The `groupby_agg` method allows you to achieve the same result in a single function call and with sensible arguments. The example below illustrates the use of this function.

In [1]:
# load modules
import pandas as pd
import numpy as np
import janitor

## Examples

### Basic example

We start off with a simple example.
Given a `df` as defined below, we wish to use `groupby_agg` to find the average price for each item, and join the results back to the original dataframe.

In [2]:
df = pd.DataFrame(
    {
        "item": ["shoe", "shoe", "bag", "shoe", "bag"],
        "MRP": [220, 450, 320, 200, 305],
        "number_sold": [100, 40, 56, 38, 25],
    }
)
df

Unnamed: 0,item,MRP,number_sold
0,shoe,220,100
1,shoe,450,40
2,bag,320,56
3,shoe,200,38
4,bag,305,25


Note that the output of `groupby_agg` contains the same number of rows as the input dataframe, i.e., the operation here is a groupby + transform.

Here, `by` is the name(s) of the column(s) being grouped over. `agg` is the aggregate function (e.g. sum, mean, count...), which is beinng applied to the data in the column specified by `agg_column_name`.
Finally, `new_column_name` is the name of the newly-added column containing the transformed values.

In [3]:
df = df.groupby_agg(
    by="item",
    agg="mean",
    agg_column_name="MRP",
    new_column_name="Avg_MRP",
)
df

Unnamed: 0,item,MRP,number_sold,Avg_MRP
0,shoe,220,100,290.0
1,shoe,450,40,290.0
2,bag,320,56,312.5
3,shoe,200,38,290.0
4,bag,305,25,312.5


### Specifying multiple columns to group over

The basic example shown above specified a single column in `by` to group over.
Grouping over multiple columns is also supported in general, since `groupby_agg` is just using the standard pandas `DataFrame.groupby` method under the hood.
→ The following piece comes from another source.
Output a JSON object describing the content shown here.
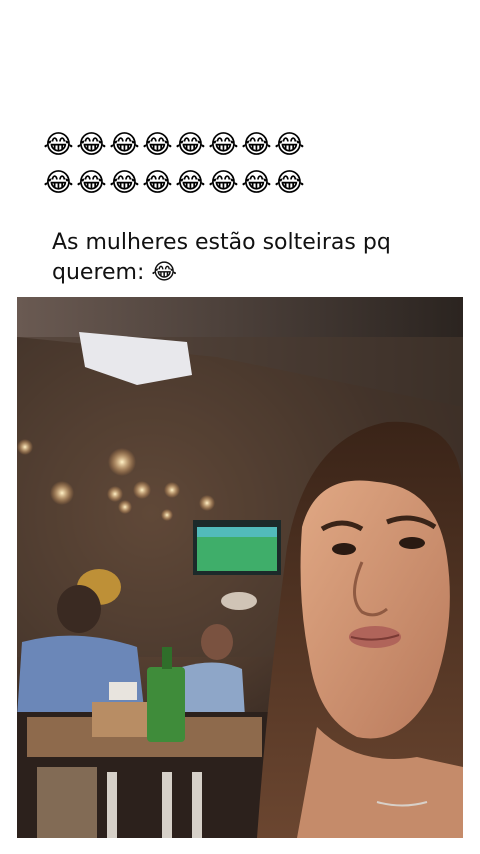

An example is shown below:

In [4]:
df = pd.DataFrame(
    {
        "date": pd.date_range("2021-01-12", periods=5, freq="W"),
        "item": ["sneaker", "boots", "sneaker", "bag", "bag"],
        "MRP": [230, 450, 300, 200, 305],
    }
)
df

Unnamed: 0,date,item,MRP
0,2021-01-17,sneaker,230
1,2021-01-24,boots,450
2,2021-01-31,sneaker,300
3,2021-02-07,bag,200
4,2021-02-14,bag,305


In [5]:
df = df.groupby_agg(
    by=["item", df["date"].dt.month],
    agg="mean",
    agg_column_name="MRP",
    new_column_name="Avg_MRP_by_item_month",
)
df

Unnamed: 0,date,item,MRP,Avg_MRP_by_item_month
0,2021-01-17,sneaker,230,265.0
1,2021-01-24,boots,450,450.0
2,2021-01-31,sneaker,300,265.0
3,2021-02-07,bag,200,252.5
4,2021-02-14,bag,305,252.5


### The `dropna` parameter

If the column(s) being grouped over (`by`) contains null values, you can include the null values as its own individual group, by passing `False` to `dropna`. Otherwise, the default behaviour is to `dropna=True`, in which case, the corresponding transformed values (in `new_column_name`) will be left as NaN.
This feature was introduced in Pandas 1.1.

You may read more about this parameter in the [Pandas user guide](https://pandas.pydata.org/pandas-docs/stable/user_guide/groupby.html#id2).

In [6]:
df = pd.DataFrame(
    {
        "name": ("black", "black", "black", "red", "red"),
        "type": ("chair", "chair", "sofa", "sofa", "plate"),
        "num": (4, 5, 12, 4, 3),
        "nulls": (1, 1, np.nan, np.nan, 3),
    }
)
df

Unnamed: 0,name,type,num,nulls
0,black,chair,4,1.0
1,black,chair,5,1.0
2,black,sofa,12,
3,red,sofa,4,
4,red,plate,3,3.0


Let's get the value counts of the values in the `nulls` column.
Compare the two outputs from the following cell when `dropna` is set to True and False respectively:

In [7]:
print("With dropna=True (default)")
filtered_df = df.groupby_agg(
    by=["nulls"],
    agg="size",
    agg_column_name="type",
    new_column_name="counter",
    dropna=True,
)
display(filtered_df)

print("With dropna=False")
filtered_df = df.groupby_agg(
    by=["nulls"],
    agg="size",
    agg_column_name="type",
    new_column_name="counter",
    dropna=False,
)
display(filtered_df)

With dropna=True (default)


Unnamed: 0,name,type,num,nulls,counter
0,black,chair,4,1.0,2.0
1,black,chair,5,1.0,2.0
2,black,sofa,12,,
3,red,sofa,4,,
4,red,plate,3,3.0,1.0


With dropna=False


Unnamed: 0,name,type,num,nulls,counter
0,black,chair,4,1.0,2
1,black,chair,5,1.0,2
2,black,sofa,12,,2
3,red,sofa,4,,2
4,red,plate,3,3.0,1


### Method chaining

The `groupby_agg` method can be extended for different purposes. One of these is groupwise filtering, where only groups that meet a condition are retained.
Let's explore this with an example, reusing one of the small dataframe from before:

In [8]:
df = pd.DataFrame(
    {
        "name": ("black", "black", "black", "red", "red"),
        "type": ("chair", "chair", "sofa", "sofa", "plate"),
        "num": (4, 5, 12, 4, 3),
        "nulls": (1, 1, np.nan, np.nan, 3),
    }
)

filtered_df = df.groupby_agg(
    by=["name", "type"],
    agg="size",
    agg_column_name="type",
    new_column_name="counter",
).query("counter > 1")
filtered_df

Unnamed: 0,name,type,num,nulls,counter
0,black,chair,4,1.0,2
1,black,chair,5,1.0,2